Soyaux, Albi, Rodez et maintenant le FC Fleury Coeur d’Essonne. On leur promet toujours le pire en début de saison, mangés à la sauce de l’argent des clubs professionnels masculins,  mariés depuis peu avec les clubs féminins quand l’amour du foot féminin  se trouve là ; où seulement amant d’une ou plusieurs saisons dès lors que l’habitude dénude les vérités et que rien n’existe plus pour les fantasmer.

La descente et Basta ! Voilà le programme officieux fédéral. Cette déclaration d’amour au clubs professionnels masculins ; les clubs amateurs n’en veulent pas. A tort ou à raison. Peu importe. Ils se battent pour cela, sachant que la vérité des mots ne possède qu’une seule vérité : celle des points à la fin de championnat. A ce jeu précis du comptable, ces clubs amateurs savent précisément comment garnir leurs bourses et à quel moment, il faut la remplir. Quitte à y laisser son dernier souffle. Tout simplement, pour survivre.

Ainsi, en 2017, ce sont bien les Vertes (dites Amazones) qui ont pris l’ascenseur de la descente (ex-RC Saint-Etienne) poussées dans les dernières minutes par les Girondins de Bordeaux, sauvées par leur match nul face au PSG (2-2) lors de la dernière journée, tout juste mariées en 2016 à Blanquefort. Suivies par le FC Metz (ex-Algrange), pris dans le phénomène de l’ascenseur depuis trois saisons « je monte, je descends, je remonte et je redescends ».

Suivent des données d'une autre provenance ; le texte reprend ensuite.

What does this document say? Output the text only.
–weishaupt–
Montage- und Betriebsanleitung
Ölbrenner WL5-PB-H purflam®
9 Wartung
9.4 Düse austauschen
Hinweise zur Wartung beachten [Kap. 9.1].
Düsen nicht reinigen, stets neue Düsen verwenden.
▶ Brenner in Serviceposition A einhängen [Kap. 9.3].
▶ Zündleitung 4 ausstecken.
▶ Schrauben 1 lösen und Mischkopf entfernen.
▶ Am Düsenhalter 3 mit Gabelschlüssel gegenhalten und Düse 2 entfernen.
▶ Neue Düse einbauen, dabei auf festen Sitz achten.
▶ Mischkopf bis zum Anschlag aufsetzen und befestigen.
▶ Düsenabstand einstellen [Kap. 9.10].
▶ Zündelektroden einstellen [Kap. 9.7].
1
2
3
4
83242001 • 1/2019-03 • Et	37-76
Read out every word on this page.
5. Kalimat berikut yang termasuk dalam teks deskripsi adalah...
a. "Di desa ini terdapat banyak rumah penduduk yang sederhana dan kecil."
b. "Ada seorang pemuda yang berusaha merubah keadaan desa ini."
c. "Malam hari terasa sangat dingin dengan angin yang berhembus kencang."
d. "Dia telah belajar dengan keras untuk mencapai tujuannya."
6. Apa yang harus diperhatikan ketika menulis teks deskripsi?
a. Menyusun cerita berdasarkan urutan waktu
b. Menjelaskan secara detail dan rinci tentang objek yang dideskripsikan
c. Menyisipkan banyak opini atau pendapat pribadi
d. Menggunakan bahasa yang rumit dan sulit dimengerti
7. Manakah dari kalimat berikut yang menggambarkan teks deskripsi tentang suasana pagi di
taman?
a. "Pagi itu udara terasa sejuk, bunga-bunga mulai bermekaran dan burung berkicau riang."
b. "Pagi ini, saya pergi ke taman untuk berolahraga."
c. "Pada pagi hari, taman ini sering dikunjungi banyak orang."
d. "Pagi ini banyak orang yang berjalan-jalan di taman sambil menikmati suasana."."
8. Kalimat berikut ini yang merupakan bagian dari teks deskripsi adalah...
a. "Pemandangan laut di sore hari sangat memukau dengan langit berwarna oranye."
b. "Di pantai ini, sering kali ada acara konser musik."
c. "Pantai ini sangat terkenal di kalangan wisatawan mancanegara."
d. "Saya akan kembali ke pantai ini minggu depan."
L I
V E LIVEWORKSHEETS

En interrogeant Sébastien Joseph, le nouveau coach de Soyaux qui avait quitté Rodez en fin de saison pour une vision plus centrée sur le football que le club de l’Aveyron ; on a une idée de ce qui doit être les conditions de la réussite du maintien en D1F.

Une mobilisation collective de tous sur le maintien.

Le premier mot que je retiendrais de notre échange d’une vingtaine de minutes : « la cohésion du groupe. L’envie d’être ensemble ». Sébastien Joseph, pour sa troisième année ou quatrième année en tant que coach de football féminin, ne le dira pas comme une vérité. Dès le début de la conversation. Mais comme une conclusion. Un ensemble de faits et de vie qui doivent se terminer par cette vérité. Un groupe qui se bat ensemble, pour un projet commun, partagé différemment mais avec la même volonté par tous. Sébastien Joseph, dans son avant-saison, travaille particulièrement cette notion.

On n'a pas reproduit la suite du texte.